The 23 year-old Russian was the biggest Broadway star scoring a goal and setting up another in the club’s 3-2 home win over a feisty Thrasher club on the eve of All Hallow’s Eve. Their fourth straight victory allowed Tom Renney’s club to finish off the quickest start in Ranger history with the team finishing October 10-2-1 for a league best 21 points.
“We can’t mistake what we’re doing here for being great,” Renney later pointed out. “We’ve had moments of greatness in every game, but it’s about sustaining that.”
Not surprisingly, it didn’t come so easy against a team which entered winless in five having gotten blown out 7-0 on home ice by Philadelphia the other night. The Thrashers came with a much better effort and were rewarded with the game’s first goal. Something that’s become a Ranger habit. They entered 4-0-1 when allowing an opponent to get on the board first.
Veteran Russian forward Slava Kozlov was the recipient of a Todd White pass after the Atlanta pivot forced Dmitri Kalinin into a turnover and quickly found an uncovered Kozlov in the slot for a perfect wrist shot top shelf putting Atlanta in front 4:42 into the contest.
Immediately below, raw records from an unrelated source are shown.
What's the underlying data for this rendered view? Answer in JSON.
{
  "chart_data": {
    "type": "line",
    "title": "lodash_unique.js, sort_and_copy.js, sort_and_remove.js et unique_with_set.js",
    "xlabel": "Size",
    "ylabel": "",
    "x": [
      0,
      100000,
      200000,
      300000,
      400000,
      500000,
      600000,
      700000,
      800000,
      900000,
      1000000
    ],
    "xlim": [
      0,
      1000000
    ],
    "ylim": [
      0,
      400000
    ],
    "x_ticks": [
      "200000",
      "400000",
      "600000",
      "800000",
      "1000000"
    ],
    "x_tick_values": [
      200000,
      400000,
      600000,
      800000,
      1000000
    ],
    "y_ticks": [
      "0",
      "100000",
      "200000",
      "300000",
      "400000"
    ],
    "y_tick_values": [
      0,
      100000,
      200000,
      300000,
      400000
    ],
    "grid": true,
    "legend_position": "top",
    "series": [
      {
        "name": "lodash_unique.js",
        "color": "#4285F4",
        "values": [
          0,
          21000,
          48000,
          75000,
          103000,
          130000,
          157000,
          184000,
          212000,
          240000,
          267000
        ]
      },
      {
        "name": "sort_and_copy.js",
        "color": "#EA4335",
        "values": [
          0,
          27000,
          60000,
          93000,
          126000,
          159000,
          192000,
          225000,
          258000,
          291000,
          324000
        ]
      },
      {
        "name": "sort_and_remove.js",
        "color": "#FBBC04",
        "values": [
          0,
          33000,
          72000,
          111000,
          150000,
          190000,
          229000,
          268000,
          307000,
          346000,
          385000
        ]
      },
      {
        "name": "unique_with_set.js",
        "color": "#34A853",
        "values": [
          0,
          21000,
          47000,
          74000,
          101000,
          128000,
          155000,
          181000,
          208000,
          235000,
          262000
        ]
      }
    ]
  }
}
If there’s one characteristic to sum up this Ranger team thus far, it’s resilient. They don’t panic when the other team scores and stays with them. That was again on display when the resurgent Markus Naslund took a Marc Staal pass inside his own blueline and then outskated two Thrashers going coast to coast wiring a shot off the far post and in for his fourth extending his point streak to five (3-4-7).
That’s how the first ended tied. In the second, Atlanta handed the Rangers an early five-on-three but they got little done following a Naslund goal which got wiped out for a kick even though that didn’t seem the intention with it going off the heel into the net. Afterwards, they rarely tested Kari Lehtonen including a third straight power play which went for naught leaving it scoreless.
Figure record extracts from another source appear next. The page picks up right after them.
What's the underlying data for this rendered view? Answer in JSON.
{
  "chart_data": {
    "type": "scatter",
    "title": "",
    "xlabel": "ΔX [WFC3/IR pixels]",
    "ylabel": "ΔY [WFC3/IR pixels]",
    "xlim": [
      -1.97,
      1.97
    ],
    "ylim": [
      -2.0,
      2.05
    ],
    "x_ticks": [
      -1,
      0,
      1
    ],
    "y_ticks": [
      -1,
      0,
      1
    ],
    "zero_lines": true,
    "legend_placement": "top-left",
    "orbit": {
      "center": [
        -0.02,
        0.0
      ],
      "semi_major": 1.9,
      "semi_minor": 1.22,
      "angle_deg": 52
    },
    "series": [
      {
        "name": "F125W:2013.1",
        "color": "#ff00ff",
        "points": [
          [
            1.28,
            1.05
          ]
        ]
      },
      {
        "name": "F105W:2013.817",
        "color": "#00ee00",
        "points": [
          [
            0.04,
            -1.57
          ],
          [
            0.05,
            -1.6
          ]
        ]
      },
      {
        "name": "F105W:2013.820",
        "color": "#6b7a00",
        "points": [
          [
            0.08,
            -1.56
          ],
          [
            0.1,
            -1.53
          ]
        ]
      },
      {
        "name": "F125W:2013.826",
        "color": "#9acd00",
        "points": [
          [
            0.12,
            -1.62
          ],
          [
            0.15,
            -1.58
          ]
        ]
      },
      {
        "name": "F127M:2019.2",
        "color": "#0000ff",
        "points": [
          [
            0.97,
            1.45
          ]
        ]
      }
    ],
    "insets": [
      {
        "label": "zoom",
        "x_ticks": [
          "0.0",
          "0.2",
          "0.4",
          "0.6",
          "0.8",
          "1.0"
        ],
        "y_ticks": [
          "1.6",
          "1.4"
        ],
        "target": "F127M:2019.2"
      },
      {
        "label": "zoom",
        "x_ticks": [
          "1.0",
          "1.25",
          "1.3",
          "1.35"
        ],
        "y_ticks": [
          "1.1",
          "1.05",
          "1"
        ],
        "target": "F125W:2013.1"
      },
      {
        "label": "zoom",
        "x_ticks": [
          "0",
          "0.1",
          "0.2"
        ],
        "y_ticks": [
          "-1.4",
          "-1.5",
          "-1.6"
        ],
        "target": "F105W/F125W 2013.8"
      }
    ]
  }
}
Despite the team firing blanks putting an MSG crowd to sleep, the two goalies took over with Lehtonen stopping all 14 his way while Henrik Lundqvist was also sharp denying all nine Atlanta shots sent his way.
It was during the Rangers’ fourth man-advantage in the period that a stellar defensive play by Zherdev saved a shorthanded bid and possibly a goal. With his teammates continuing to fiddle around with the puck, an aggressive Atlanta PK eventually broke out and sprung White for a breakaway. But as he was making his move, the hustling Russian skated full stride diving to make a clean poke check swiping the puck without taking a penalty keeping the game tied.
“The power play might be the simplest thing to play on the ice,” Renney duly noted. “We find a way to make it hard.”